You're thinking about that goat rodeo again, right? But if a Gantt chart isn't the solution to taming this chaos, how can you impose enough order on creative collaboration to help the process run more smoothly that doesn't kill ideas at the source or dampen the enthusiasm of the creative team?

The Path to Creative Content Success
Here are five ways to reach a successful outcome for any creative marketing content undertaking.

1. Get goals, visual identity, and core concepts aligned from the start
Spending time on the creative brief is critical to spelling out exactly what it is that the project is endeavoring to do and which business need it will solve.

A written brief won't paint a picture of the project's visual ambitions, but mood boards (physical or digital) can be effectively used to ensure everyone is aligned with the visual direction.

Finally, solicit feedback from outside the core creative team early on. The outsider's perspective can often make a critical difference.

2. Create an effective process that works for everyone
In a recent survey of 400 marketing and creative professionals, 75% noted that their team has no effective creative process. Providing stakeholders with an easy way to check in (without the inspiration-killing burden of update emails) is a great start and will help avoid bumps down the road. Then establish key phases where input and approval from the client or stakeholder is required. When you've nailed a design direction or a campaign tagline, be sure to explicitly secure the approver's buy-in so everyone knows the project is ready to move on to the next phase.

3. Centralize feedback for maximum efficiency and transparency
All comments, input, and feedback should be collected in one central place so every collaborator can see what's already been said or asked and answered. Having a central location helps avoid overlapping as well as repetitive comments, and allows fertile discussion of the work in progress.

For visual content, context is paramount, so all assets should be aligned with feedback to avoid miscommunication. This is especially important for multichannel campaigns with lots of different kinds of assets (video, image, print, digital, etc.), because the entire campaign needs to hang together and you don't want to invest a lot of time providing the same insights and feedback across the teams working on different creative assets.
Finally, close the loop on all feedback so that reviewers will know that their ideas have been heard.

4. Create an efficient and productive approval process
It's difficult to impossible for any approver to rubber-stamp something if their first look is at the final version. They're bound to have opinions, so the earlier in the process they provide them the smoother the final approval will be.

Be crystal clear about who provides final approval and what exactly they're approving. Make it as easy as possible to view and approve the work, especially for senior decision-makers, who may be off-site and who likely have limited time. Make sure each approval is documented to avoid issues down the road.

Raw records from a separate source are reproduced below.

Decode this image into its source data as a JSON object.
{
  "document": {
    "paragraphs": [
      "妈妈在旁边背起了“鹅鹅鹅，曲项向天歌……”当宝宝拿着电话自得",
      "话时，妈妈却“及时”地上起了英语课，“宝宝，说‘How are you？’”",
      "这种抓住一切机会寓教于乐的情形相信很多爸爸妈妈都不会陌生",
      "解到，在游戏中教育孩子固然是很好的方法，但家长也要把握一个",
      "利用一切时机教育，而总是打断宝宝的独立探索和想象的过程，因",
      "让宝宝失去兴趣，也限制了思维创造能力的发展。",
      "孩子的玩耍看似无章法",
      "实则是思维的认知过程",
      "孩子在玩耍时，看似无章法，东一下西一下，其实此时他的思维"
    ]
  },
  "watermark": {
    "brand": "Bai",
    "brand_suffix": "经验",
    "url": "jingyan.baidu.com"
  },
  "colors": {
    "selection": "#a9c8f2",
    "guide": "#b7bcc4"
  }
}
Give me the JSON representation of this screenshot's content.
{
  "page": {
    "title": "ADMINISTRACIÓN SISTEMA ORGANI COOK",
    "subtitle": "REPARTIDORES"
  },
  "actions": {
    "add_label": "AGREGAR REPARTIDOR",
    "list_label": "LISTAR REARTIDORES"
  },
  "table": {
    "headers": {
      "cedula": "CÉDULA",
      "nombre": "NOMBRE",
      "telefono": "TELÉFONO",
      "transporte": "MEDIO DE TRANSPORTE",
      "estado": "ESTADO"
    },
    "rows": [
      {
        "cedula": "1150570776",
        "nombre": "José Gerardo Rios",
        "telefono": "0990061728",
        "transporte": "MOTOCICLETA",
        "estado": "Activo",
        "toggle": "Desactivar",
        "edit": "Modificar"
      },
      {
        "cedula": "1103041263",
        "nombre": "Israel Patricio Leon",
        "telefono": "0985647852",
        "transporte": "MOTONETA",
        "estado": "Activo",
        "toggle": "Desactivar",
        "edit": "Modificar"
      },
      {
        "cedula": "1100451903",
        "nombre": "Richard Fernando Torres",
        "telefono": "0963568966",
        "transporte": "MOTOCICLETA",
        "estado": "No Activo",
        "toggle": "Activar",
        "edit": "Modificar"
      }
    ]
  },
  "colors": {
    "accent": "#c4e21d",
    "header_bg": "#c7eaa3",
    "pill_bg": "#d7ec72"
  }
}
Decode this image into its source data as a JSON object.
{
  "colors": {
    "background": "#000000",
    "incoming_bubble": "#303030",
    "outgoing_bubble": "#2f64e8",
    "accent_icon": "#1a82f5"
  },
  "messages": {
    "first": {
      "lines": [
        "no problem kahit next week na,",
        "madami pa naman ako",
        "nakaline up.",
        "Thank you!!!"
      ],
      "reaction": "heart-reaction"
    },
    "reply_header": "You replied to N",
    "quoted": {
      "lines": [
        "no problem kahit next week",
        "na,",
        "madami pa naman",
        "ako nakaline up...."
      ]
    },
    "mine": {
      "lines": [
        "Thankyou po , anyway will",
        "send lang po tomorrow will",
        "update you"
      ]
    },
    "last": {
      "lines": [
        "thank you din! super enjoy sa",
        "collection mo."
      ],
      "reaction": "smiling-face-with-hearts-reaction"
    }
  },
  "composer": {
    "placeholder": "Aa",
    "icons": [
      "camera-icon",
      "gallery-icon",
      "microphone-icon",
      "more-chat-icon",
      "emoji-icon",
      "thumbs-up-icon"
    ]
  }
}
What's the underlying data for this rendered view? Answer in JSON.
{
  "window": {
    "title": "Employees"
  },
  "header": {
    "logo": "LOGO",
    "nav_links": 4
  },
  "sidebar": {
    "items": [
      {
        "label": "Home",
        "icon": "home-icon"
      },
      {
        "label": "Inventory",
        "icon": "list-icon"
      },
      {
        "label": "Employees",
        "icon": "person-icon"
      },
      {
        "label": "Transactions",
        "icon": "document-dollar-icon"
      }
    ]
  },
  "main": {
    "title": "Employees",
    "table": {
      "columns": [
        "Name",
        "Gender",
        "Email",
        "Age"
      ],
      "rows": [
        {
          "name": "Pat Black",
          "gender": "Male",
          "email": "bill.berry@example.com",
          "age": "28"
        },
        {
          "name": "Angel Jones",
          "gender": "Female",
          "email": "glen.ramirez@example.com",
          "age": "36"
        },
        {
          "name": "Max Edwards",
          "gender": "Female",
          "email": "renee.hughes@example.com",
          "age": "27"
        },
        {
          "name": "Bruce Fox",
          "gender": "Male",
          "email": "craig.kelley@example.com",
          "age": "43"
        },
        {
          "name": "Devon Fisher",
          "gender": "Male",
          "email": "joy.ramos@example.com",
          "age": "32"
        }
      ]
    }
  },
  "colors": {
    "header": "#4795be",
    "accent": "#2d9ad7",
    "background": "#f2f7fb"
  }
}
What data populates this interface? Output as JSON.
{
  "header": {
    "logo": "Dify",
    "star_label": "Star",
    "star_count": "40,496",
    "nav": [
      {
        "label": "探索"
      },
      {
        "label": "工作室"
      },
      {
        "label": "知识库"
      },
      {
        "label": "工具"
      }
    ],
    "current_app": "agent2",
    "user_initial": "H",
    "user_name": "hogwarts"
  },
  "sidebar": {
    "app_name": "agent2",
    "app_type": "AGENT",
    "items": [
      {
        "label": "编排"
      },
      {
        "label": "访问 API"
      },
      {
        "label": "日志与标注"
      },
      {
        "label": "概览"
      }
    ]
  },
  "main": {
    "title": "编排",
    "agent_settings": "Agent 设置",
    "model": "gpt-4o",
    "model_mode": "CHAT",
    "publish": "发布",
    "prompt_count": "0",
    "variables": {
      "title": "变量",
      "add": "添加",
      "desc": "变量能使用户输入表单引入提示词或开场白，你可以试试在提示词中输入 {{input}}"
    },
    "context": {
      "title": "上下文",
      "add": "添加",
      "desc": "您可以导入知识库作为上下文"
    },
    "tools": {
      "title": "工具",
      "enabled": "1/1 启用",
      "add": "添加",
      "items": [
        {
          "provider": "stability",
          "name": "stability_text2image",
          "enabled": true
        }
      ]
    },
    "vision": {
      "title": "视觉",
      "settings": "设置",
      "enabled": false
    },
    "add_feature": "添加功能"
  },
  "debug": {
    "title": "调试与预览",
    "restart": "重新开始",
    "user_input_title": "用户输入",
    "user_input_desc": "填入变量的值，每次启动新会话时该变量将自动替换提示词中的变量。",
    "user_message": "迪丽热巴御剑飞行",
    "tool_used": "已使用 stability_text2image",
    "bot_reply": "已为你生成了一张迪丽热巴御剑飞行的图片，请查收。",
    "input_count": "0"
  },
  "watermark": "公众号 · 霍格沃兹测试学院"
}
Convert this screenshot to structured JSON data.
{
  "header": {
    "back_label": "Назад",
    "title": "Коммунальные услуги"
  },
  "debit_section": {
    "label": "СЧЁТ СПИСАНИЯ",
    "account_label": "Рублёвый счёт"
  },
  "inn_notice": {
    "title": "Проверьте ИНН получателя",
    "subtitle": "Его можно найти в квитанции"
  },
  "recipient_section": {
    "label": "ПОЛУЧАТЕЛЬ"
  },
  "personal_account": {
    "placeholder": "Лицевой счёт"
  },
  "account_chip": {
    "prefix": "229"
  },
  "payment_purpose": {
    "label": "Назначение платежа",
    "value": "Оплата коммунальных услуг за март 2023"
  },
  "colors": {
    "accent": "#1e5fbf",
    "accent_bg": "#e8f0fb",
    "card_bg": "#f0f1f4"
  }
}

5. Have a system of record for creative collaboration
Most people consider the tools of the creative trade to be popular authoring tools like Adobe Creative Suite or Sketch which are used to create and develop a piece of content. But once that content is shared and the creative collaboration stage kicks off, marketing and creative often lack the ability to capture all the metadata around the shared file: the reviews, approvals, and discussions mentioned above. As fundamental as Adobe or Autodesk is for creation, it's just as important to have a system of record for your creative collaboration.

Summary

  • Increasing demands for creative content have made it imperative to put a process in place that brings right- and left-brain thinkers together without dampening the enthusiasm of the team.
  • Start with the creative brief to ensure everyone is aligned with the vision and what business needs/challenges it must solve.
  • Maximize efficiency and transparency throughout the process, including the approval process, and create a system of record for creative collaboration.
Follow these creative collaboration best-practices on your next creative project, and make something great without goat rodeos or Gantt charts.